The Divine Feminine (first listen) closing thoughts:

The Divine Feminine is a little less than an hour in length despite only having 10 songs. It doesn’t move in a rush, each song is layered to keep you engaged from beginning to end. Fans of instruments and lush production will be a sonic paradise. I love how jazz is a huge source of inspiration for the overall sound. Mac balanced the soul, the jazz, and the trap like he wanted a bit of the past and a bit of the present. Love is an old concept but a subject that is new to everyone once they experience it; a balanced palette of sounds is perfect for the theme.

Many of the songs feel a bit winded, wearing out their initial welcome. I understand the purpose but shorter records like “Planet God Damn” and “My Favorite Part” are proof that going short and sweet is still an acceptable approach without losing flair. Depending on the listener and what they find captivating the album will either sweep you up or fail to keep your interest. That’s the risk of releasing a concept album with such a distinctive subject. Love is the laser focus, the album never loses sight of its purpose. Unless you’re in the mood for a love album, you might not fall in love with The Divine Feminine.
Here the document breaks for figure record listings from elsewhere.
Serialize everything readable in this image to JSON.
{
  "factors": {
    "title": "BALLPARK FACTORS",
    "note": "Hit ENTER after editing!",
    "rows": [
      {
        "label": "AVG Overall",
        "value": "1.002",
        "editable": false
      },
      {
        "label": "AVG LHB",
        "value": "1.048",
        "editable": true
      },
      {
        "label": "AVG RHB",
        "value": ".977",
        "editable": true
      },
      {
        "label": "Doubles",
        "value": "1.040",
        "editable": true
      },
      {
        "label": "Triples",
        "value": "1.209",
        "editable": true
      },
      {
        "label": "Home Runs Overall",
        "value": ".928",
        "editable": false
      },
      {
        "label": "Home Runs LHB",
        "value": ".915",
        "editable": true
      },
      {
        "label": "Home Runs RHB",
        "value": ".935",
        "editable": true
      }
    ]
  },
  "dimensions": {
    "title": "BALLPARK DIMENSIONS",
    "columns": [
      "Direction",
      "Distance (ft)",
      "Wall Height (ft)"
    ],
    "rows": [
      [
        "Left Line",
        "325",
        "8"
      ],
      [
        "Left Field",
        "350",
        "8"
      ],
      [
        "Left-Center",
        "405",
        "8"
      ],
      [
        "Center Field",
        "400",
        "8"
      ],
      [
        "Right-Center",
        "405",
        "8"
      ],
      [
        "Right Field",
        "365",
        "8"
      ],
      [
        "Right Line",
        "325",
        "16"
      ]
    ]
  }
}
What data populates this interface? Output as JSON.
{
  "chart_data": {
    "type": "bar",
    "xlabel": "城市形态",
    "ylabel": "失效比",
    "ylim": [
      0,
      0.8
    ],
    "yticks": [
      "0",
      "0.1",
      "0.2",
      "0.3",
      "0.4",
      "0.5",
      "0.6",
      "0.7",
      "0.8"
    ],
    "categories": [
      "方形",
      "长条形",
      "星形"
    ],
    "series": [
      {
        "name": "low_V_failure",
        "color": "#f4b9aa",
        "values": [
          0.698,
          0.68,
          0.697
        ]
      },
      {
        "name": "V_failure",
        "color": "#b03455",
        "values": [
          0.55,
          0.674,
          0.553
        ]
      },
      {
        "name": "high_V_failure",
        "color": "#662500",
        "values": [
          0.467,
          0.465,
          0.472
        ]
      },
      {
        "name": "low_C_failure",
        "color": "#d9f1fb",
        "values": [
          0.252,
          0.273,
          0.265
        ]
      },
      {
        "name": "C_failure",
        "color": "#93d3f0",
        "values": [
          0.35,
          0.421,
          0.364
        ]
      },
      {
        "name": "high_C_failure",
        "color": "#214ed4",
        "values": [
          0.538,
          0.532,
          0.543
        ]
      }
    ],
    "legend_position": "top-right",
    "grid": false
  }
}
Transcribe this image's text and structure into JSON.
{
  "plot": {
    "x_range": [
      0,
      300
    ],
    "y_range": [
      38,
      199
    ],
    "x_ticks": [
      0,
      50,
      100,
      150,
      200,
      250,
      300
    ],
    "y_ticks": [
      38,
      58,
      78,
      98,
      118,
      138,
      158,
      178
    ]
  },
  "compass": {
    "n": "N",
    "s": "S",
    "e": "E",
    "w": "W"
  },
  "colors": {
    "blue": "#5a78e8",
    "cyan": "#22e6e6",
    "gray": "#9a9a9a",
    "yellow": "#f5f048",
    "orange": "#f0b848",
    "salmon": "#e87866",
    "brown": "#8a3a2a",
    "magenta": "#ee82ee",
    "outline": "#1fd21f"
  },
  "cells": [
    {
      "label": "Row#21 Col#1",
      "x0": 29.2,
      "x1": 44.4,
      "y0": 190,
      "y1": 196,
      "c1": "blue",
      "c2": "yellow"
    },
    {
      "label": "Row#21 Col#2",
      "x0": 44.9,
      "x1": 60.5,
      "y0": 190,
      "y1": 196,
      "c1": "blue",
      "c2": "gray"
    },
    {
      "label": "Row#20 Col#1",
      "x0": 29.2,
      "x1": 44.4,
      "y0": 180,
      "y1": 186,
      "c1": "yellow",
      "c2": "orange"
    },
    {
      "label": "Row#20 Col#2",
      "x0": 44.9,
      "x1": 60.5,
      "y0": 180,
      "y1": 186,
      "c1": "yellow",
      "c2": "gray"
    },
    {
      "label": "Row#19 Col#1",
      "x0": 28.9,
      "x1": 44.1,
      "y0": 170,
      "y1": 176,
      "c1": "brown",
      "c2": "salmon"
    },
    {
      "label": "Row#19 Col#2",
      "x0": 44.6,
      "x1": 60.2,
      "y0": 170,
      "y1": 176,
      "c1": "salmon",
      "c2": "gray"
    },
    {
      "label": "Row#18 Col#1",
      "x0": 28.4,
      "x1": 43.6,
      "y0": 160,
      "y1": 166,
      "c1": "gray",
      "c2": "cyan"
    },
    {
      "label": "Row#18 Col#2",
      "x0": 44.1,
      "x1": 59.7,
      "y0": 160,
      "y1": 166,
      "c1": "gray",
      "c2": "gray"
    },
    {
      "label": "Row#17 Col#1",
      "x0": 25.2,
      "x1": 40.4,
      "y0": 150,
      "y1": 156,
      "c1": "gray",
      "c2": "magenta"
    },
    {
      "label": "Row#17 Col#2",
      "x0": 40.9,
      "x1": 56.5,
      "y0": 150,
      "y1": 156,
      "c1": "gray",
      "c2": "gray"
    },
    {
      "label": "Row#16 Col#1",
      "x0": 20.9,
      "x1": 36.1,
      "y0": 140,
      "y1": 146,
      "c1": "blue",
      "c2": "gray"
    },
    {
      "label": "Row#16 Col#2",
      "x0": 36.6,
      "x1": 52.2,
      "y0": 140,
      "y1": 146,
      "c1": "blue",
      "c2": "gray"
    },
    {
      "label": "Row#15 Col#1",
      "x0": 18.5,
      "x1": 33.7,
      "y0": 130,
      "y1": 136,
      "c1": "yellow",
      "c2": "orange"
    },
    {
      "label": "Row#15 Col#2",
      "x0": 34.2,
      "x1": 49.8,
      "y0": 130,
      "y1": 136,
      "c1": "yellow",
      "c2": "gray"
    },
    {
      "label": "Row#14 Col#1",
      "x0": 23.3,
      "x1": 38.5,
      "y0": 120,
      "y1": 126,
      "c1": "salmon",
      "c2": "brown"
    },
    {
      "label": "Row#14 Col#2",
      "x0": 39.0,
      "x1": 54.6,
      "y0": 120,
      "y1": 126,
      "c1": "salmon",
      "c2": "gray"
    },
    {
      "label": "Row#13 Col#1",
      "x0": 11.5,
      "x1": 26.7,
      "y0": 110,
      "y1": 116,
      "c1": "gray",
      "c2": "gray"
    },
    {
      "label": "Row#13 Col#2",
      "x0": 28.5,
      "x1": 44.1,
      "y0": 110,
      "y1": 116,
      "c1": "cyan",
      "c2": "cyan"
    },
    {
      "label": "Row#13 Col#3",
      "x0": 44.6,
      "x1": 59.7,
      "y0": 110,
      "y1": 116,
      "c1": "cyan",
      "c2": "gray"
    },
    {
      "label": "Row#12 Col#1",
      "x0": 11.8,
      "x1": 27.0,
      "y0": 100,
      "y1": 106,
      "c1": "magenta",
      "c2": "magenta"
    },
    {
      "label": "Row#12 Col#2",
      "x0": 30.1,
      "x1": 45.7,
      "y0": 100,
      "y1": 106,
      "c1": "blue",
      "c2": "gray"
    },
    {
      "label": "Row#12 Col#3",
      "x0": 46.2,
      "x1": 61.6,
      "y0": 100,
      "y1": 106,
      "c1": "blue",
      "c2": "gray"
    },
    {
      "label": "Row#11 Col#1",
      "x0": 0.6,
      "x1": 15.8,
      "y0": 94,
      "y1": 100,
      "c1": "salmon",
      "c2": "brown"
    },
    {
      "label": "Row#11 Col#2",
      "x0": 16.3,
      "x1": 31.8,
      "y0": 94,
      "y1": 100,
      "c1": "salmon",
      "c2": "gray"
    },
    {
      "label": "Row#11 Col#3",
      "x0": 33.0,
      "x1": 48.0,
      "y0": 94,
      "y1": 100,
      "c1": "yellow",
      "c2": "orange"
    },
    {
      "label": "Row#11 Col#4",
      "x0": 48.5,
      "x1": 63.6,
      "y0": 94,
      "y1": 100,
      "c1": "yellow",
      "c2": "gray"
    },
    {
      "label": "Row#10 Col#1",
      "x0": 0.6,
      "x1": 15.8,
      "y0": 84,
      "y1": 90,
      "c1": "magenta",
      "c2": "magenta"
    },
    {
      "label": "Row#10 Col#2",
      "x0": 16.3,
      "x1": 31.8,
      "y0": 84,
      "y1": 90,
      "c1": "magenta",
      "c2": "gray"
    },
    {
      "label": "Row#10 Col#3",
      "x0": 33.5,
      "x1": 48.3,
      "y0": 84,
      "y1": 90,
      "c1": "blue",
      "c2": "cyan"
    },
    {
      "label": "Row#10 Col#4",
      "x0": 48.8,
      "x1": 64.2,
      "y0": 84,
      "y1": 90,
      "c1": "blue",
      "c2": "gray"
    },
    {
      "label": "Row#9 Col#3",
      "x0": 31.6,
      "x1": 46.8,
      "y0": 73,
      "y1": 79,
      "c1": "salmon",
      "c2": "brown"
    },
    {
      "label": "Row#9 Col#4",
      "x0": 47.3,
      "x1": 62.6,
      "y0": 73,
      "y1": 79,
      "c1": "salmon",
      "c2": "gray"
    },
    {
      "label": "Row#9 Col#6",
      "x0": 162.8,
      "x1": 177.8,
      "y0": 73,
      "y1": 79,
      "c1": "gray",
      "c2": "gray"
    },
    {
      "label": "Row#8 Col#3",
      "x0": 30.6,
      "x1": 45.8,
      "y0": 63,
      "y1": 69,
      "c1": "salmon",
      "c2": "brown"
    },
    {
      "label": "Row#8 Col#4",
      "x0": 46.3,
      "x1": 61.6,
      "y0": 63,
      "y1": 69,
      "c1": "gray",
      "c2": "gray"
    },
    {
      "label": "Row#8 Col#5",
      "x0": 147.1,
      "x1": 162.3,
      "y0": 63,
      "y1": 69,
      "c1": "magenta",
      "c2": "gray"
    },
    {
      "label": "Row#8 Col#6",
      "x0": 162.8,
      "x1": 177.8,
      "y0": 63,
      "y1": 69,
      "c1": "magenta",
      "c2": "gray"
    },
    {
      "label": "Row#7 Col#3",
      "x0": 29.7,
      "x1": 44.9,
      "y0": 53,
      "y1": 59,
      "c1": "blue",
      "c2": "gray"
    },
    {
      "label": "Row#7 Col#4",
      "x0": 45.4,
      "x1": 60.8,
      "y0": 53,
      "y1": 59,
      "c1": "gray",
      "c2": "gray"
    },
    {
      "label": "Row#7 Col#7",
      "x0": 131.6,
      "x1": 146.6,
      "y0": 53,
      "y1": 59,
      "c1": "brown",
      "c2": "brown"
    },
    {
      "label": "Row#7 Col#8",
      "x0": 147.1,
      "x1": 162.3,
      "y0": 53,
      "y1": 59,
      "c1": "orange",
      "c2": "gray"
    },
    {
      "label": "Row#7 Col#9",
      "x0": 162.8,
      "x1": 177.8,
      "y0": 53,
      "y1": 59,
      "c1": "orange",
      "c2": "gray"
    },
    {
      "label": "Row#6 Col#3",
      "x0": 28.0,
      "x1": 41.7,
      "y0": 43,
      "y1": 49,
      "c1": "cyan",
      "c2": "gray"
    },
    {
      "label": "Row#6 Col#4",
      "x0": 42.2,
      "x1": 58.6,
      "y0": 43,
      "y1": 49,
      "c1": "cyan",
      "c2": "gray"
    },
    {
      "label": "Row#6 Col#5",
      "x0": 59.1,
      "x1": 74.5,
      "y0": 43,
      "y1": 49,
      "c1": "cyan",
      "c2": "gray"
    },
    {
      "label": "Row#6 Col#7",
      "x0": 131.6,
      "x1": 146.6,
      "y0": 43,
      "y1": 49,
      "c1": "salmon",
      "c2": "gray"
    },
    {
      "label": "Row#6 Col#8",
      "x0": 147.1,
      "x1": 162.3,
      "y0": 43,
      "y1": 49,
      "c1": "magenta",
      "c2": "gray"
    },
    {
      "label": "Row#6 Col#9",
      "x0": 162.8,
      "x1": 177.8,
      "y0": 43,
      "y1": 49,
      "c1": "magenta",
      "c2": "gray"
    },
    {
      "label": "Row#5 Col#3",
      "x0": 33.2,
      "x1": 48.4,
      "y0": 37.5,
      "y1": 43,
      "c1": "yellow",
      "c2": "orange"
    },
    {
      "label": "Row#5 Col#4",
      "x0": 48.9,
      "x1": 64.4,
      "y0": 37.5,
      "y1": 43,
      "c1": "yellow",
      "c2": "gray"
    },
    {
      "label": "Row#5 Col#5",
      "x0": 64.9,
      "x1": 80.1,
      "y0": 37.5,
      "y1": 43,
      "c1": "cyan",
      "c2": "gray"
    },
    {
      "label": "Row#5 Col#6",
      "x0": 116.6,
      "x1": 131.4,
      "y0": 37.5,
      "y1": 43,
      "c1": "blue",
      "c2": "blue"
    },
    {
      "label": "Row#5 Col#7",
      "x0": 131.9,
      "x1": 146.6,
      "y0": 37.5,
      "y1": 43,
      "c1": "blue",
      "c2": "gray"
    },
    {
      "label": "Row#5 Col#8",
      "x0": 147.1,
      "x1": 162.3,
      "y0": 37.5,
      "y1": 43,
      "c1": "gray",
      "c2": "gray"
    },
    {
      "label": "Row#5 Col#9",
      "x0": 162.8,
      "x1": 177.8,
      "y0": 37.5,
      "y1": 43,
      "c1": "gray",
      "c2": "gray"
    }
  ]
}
What Mac Miller has proven with this album is his versatility as an artist. He created his most audacious project to date. This collection of songs is unlike anything he has done thus far. This is the album that will paint Mac Miller as an artist who isn’t handcuffed to the rap genre. There are no bounds for him creatively.

The Divine Feminine isn’t my favorite Mac Miller album, not on the first listen, but it exists in a realm of sound that is unlike anything Mac has ever done. He knows no fear when it comes to creating. He could go full synth-pop on the next album. You just don’t know what Mac will do. And that’s why his every album release is as exciting as the last.